Aydınses gazetesinde çeşitli konularda özellikle siyasi konularda yazılar yazmaya devam ediyorum. Yazılarımın içeriğine müdahele etmeyen ve benim yazılarıma özgürlük tanıyan Murat Aydın'a teşekkür ediyorum.
Biliyorum ki yazılarımın birçoğunun içeriğine katılmıyor.Bu güne kadar bu konuda bir gün olsun şu yazın olmamış veya şu yazıyı değiştir demedi.Murat Aydın benim gözümde demokrat ve hoşgörülü bir basın mensubudur.

Farklı konularda farklı fikirlerimiz olmasına rağmen dostluğumuz gelişerek devam ediyor. Benim siyasal çizgimide yazılarımıda hoşgörüyle karşılamaya devam ediyor.

Yazdığım yazılardan dolayı çeşitli kesimlerden olumlu veya olumsuz tepkiler aldım, almaya da devam ediyorum.

Benim görevim insanları mutlu etmek değil. Bu yazılardan dolayı bazen kendi arkadaşlarımında kızdığını ve alındığını görüyorum. Bazen mensup olduğum siyasi partinin içinde yanlış gibi gördüğüm kişileri veya kurumları da eleştirdim ve yazdım.

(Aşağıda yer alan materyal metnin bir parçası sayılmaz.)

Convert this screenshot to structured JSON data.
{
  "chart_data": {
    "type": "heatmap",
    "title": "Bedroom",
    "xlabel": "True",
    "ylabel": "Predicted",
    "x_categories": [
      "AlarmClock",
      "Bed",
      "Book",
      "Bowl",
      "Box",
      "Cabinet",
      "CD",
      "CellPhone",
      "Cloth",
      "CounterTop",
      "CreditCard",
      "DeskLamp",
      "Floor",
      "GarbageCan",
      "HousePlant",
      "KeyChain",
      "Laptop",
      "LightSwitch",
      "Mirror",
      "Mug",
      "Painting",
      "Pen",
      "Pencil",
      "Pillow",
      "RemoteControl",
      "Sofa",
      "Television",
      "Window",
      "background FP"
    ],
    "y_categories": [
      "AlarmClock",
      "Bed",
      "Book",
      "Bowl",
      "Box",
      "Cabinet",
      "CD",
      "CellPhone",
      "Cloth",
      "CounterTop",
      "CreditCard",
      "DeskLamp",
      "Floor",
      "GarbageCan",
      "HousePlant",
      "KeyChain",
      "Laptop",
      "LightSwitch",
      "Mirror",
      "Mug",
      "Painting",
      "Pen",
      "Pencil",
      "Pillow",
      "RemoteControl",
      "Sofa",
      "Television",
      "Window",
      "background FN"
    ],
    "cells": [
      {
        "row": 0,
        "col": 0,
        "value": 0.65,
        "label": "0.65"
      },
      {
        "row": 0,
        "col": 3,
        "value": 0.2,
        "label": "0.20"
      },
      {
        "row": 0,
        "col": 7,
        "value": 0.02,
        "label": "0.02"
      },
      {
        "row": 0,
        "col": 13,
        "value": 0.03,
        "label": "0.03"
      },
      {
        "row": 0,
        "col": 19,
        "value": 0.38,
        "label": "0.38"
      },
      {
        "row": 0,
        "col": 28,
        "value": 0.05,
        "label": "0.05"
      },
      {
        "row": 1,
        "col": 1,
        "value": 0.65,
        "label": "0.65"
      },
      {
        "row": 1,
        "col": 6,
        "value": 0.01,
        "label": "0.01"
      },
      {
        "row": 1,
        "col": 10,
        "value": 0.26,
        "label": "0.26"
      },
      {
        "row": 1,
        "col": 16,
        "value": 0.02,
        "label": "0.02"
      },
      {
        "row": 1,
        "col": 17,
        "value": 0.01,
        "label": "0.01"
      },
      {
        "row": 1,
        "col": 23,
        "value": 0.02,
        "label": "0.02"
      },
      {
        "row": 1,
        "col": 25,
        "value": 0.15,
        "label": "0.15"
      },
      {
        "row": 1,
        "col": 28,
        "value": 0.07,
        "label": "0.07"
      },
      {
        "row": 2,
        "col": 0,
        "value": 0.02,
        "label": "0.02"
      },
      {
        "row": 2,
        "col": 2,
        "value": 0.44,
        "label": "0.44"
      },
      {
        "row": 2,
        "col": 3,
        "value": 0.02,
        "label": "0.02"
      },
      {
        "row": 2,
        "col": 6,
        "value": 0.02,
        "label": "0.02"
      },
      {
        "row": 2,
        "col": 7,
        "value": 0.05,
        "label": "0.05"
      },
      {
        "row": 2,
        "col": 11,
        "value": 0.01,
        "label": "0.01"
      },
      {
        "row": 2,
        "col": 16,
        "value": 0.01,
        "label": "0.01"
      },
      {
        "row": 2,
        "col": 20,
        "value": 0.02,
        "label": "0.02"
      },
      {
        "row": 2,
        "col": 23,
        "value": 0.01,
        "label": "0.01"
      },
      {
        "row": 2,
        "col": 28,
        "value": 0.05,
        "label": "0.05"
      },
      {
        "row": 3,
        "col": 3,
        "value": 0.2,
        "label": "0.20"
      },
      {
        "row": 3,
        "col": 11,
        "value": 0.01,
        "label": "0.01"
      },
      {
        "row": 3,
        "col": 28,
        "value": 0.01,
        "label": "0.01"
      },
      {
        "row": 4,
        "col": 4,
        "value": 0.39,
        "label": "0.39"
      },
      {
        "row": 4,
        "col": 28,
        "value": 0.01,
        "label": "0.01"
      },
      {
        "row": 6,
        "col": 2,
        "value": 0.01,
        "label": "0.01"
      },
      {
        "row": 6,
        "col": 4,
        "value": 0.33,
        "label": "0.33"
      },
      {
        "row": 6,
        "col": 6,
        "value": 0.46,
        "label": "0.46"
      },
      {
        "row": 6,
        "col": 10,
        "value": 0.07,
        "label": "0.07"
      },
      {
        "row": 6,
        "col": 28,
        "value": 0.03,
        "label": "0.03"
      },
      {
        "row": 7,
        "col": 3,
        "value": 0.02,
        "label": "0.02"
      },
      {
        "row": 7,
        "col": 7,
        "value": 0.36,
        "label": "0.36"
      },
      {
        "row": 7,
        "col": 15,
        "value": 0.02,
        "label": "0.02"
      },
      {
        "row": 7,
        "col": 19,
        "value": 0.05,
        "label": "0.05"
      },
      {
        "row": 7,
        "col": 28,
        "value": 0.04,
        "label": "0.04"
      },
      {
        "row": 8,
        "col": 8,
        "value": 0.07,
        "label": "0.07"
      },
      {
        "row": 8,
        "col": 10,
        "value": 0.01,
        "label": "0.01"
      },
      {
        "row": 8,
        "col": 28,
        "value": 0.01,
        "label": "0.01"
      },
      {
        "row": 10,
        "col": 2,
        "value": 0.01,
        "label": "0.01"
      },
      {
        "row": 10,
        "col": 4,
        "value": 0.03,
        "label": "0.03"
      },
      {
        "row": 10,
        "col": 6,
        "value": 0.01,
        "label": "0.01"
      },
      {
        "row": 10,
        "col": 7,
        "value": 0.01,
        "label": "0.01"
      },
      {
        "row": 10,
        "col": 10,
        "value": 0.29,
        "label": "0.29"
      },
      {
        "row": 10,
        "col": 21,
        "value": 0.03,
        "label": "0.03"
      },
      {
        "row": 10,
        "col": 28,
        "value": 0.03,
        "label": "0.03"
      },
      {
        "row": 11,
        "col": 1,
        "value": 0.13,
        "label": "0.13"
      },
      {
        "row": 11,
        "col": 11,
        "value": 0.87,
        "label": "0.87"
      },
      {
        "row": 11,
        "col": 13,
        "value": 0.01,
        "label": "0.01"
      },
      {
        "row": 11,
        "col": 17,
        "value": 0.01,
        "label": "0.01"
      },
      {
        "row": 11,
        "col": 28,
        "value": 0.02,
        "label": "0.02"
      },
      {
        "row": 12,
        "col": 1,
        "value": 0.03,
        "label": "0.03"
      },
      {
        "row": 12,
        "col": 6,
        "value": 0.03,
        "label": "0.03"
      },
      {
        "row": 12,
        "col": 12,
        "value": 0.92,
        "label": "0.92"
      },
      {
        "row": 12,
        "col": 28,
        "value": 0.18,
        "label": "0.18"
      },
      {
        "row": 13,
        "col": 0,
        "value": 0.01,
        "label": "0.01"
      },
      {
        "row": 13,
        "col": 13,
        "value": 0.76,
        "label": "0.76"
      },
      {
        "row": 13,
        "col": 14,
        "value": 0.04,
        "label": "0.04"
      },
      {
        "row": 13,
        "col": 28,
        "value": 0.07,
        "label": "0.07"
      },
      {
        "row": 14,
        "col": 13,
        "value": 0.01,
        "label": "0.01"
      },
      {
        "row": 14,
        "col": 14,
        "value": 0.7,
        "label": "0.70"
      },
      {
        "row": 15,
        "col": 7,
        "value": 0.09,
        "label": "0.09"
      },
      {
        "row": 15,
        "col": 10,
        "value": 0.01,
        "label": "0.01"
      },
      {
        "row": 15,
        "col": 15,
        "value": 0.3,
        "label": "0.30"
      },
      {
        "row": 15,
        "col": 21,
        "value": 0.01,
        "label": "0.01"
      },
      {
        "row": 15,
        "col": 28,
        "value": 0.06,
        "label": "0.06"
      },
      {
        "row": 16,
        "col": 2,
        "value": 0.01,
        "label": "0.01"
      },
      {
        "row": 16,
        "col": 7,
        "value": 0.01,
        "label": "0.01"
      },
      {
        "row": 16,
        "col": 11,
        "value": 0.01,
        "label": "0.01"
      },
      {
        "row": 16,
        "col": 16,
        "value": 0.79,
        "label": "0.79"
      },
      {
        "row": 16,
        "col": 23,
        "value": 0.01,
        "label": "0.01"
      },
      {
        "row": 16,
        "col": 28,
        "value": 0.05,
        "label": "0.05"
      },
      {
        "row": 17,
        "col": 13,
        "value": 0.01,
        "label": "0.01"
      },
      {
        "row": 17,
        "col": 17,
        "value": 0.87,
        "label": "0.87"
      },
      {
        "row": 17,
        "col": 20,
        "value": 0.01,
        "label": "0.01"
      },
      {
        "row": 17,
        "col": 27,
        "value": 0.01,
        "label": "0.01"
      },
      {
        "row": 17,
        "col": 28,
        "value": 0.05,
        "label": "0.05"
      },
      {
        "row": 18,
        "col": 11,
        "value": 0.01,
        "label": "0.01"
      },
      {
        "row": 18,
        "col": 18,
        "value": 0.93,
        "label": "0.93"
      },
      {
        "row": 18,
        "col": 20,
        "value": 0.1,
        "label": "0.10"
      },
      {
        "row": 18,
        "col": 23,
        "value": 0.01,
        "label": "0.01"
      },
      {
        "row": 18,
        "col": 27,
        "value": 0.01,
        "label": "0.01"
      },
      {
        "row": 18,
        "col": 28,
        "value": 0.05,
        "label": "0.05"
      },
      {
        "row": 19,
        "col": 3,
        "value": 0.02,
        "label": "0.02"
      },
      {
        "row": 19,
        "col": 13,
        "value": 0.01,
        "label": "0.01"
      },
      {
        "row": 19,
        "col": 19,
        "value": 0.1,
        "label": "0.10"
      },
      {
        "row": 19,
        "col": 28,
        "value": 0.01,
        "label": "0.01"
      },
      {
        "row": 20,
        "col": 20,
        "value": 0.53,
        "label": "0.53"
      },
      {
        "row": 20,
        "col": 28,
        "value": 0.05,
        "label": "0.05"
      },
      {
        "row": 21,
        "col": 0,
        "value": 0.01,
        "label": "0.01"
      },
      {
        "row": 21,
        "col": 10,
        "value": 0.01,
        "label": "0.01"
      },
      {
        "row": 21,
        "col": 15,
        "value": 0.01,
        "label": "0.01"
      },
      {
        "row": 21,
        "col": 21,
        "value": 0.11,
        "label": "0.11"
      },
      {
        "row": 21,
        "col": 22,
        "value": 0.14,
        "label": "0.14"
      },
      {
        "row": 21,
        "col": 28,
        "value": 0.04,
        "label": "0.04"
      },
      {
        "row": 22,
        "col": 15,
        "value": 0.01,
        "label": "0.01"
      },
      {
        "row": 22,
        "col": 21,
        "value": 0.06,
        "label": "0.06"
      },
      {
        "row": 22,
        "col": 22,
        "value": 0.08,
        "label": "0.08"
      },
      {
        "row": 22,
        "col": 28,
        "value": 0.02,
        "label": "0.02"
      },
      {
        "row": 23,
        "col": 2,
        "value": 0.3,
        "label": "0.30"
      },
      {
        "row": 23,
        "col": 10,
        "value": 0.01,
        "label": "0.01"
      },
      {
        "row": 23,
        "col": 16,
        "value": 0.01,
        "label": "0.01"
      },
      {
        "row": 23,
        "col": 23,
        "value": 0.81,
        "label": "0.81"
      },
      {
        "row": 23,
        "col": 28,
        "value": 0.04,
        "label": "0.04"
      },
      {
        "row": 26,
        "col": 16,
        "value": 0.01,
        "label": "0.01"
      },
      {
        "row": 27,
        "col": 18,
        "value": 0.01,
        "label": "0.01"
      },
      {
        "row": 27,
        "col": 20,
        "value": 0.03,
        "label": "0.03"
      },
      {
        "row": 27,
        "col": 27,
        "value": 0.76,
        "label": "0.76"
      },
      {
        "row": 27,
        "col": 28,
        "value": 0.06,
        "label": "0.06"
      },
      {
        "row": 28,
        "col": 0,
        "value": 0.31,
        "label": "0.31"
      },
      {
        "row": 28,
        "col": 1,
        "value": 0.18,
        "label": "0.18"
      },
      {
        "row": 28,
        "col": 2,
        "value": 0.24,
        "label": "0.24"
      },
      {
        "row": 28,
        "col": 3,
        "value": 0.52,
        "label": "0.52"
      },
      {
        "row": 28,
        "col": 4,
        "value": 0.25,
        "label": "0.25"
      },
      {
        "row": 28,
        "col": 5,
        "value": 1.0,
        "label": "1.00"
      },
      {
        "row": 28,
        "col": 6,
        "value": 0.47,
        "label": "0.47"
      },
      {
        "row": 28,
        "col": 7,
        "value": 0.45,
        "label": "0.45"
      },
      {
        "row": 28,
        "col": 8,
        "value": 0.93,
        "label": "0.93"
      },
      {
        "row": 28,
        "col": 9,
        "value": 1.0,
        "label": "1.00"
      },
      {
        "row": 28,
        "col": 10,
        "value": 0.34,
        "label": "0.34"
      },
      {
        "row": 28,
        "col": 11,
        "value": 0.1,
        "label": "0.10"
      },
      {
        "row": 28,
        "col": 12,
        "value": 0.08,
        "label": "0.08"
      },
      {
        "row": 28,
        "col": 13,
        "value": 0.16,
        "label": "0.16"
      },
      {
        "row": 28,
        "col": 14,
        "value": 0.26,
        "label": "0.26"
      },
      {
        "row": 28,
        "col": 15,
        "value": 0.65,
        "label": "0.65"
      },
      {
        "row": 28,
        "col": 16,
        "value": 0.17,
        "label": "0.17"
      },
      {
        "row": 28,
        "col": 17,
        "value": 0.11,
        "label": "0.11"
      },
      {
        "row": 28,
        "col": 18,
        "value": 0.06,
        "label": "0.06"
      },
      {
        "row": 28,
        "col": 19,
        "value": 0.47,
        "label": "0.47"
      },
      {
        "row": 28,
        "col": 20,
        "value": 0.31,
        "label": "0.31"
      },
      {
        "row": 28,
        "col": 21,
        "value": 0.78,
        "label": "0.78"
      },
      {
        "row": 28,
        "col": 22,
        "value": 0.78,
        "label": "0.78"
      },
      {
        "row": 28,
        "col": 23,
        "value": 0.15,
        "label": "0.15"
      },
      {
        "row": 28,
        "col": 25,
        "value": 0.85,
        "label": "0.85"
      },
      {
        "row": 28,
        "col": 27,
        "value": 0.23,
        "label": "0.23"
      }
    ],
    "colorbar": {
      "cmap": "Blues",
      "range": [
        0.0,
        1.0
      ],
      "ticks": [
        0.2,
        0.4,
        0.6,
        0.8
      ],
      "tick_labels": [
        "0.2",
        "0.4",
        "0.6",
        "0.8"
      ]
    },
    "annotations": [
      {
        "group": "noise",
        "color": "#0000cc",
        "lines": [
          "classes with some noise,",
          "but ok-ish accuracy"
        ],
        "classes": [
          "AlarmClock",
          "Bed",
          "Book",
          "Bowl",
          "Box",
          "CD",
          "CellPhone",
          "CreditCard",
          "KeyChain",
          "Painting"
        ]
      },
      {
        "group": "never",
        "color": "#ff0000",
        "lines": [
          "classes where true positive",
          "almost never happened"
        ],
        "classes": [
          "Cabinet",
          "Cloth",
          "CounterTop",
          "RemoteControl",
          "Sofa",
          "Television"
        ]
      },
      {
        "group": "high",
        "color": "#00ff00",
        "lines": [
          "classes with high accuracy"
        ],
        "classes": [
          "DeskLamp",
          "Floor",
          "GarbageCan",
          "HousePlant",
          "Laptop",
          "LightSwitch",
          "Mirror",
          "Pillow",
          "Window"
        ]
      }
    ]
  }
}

Genel anlamda yazdığım yazılardan şahsi mesajlar çıkaran dostlarım oldu. ''Partilerin içinde siyasi konumunu kullanan ilçe başkanları ve siyaset üzerinden zengin olan meclis üyeleri ve milletvekilleri olmamalı'' dediğimde en yakınımda bulunan ilçe başkanlığı ve meclis üyeliği yapmış dostlar alındı.

''Milletvekilleriyle işbirliği yapıp ortaklık yapan meclis üyeleri partilerde ve mensup olduğum partilerde olmamalı'' şeklindeki genel anlam içeren mesajlardan alınganlık gösteren meclis üyesi ve ilçe başkanlığı yapmış arkadaşlarım oldu.

Oysa bir insanı suçlamak veya siyaset yoluyla zengin oldu diyebilmek için insanın belgesi olmalı.Bunu en iyi bilenlerden birisi de benim diye düşünüyorum. Ülkemizde siyaset yoluyla zengin olan,milletvekili maaşıyla milyon dolarlık servetler edinen insanları kamuoyu basın iyi biliyor. Aslında bu arkadaşlarımda iyi biliyor.

Minareyi çalan kılıfını da hazırlamayı ihmal etmiyor. Benim kastım bu tür insanların siyaset kurumu içinden temizlenmesi. Bu şekilde yazdığım genel yazılardan hiç kimsenin alınganlık göstermesine gerek olmadığına inanıyorum.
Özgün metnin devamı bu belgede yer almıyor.